8-Gbit-Fibre-Channel versus 10-Gbit-Ethernet

Derzeit sieht es so aus, als verliere 10-Gbit-Ethernet durch die Einführung von 8-Gbit-FC seinen Vorteil. »Sicherlich tut man sich bei der 8-Gbit-Einführung bei FC deutlich leichter, schon weil der Preisunterschied zu vier Gbit nach kurzer Zeit nicht mehr groß sein wird«, meint Franz Bochtler, Geschäftsführer bei EUROstor. »Aber auch die ersten Speichersysteme mit 8-Gbit-Anbindung werden wohl noch etwas auf sich warten lassen. Die FC-Infrastruktur dagegen kann heute durchaus schon mit acht Gbit realisiert werden. In den meisten Applikationen liegen die Grenzen nicht beim maximal möglichen Durchsatz, sondern bei den I/O-Raten der beteiligen Rechner und Controller. Ausgereizt wird die Bandbreite auf einer einzigen Leitung höchstens beim Verschieben riesiger Dateien (Videos, Bilddaten). In der Praxis ist beim Vergleich zwischen Gbit-Ethernet und 4-Gbit-FC meist kaum ein Unterschied zu spüren.«

Laut Brocade gilt es zwischen unterschiedlichen 10-Gbit/s-Ethernet-Technologien zu unterscheiden: »Standard-Ethernet« und »Converged-Enhanced-Ethernet« (CEE).

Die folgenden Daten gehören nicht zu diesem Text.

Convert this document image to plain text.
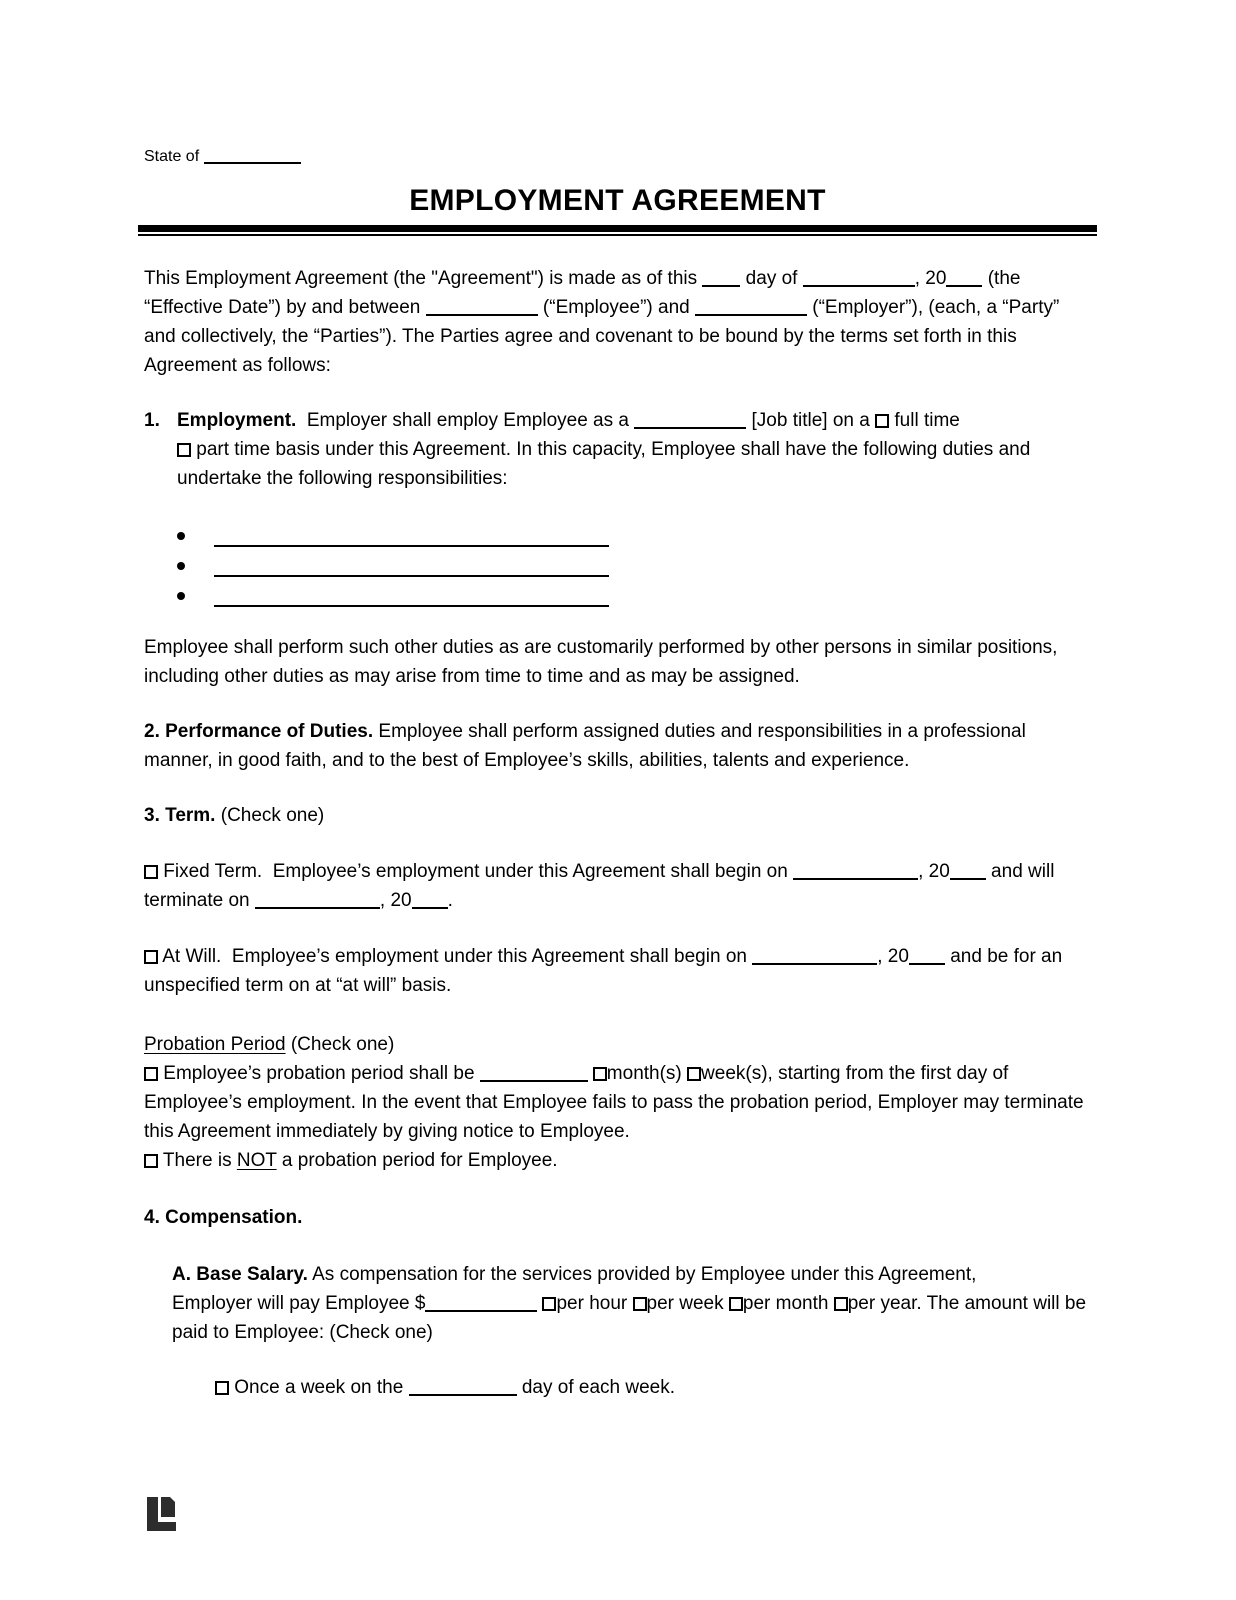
State of
EMPLOYMENT AGREEMENT
This Employment Agreement (the "Agreement") is made as of this  day of	, 20 (the “Effective Date”) by and between	(“Employee”) and	(“Employer”), (each, a “Party” and collectively, the “Parties”). The Parties agree and covenant to be bound by the terms set forth in this Agreement as follows:
1. Employment.  Employer shall employ Employee as a	[Job title] on a  full time
part time basis under this Agreement. In this capacity, Employee shall have the following duties and undertake the following responsibilities:
Employee shall perform such other duties as are customarily performed by other persons in similar positions, including other duties as may arise from time to time and as may be assigned.
2. Performance of Duties. Employee shall perform assigned duties and responsibilities in a professional manner, in good faith, and to the best of Employee’s skills, abilities, talents and experience.
3. Term. (Check one)
Fixed Term.  Employee’s employment under this Agreement shall begin on	, 20 and will terminate on	, 20 .
At Will.  Employee’s employment under this Agreement shall begin on	, 20 and be for an unspecified term on at “at will” basis.
Probation Period (Check one)
Employee’s probation period shall be	month(s) week(s), starting from the first day of Employee’s employment. In the event that Employee fails to pass the probation period, Employer may terminate this Agreement immediately by giving notice to Employee.
There is NOT a probation period for Employee.
4. Compensation.
A. Base Salary. As compensation for the services provided by Employee under this Agreement,
Employer will pay Employee $	per hour per week per month per year. The amount will be paid to Employee: (Check one)
Once a week on the	day of each week.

Die beiden Technologien FC und CEE (bildet wiederum die Grundlage für FCoE) stehen nicht in Konkurrenz, sondern ergänzen sich. »Der wesentliche Mehrwert von CEE gegenüber FC ist die Multi-Protokoll-Fähigkeit, die aber für die reine Storage-Anbindung nicht benötigt wird«, sagt Heiko Schrader, Regional Sales Manager bei Brocade. »8-Gbit-FC ist bereits auf dem Markt und wird von mehreren Herstellern angeboten. Das 10-Gbit-CEE befindet sich zurzeit noch in der Standardisierung.« Erste Produkte seien hier Ende 2008 oder Anfang 2009 zu erwarten.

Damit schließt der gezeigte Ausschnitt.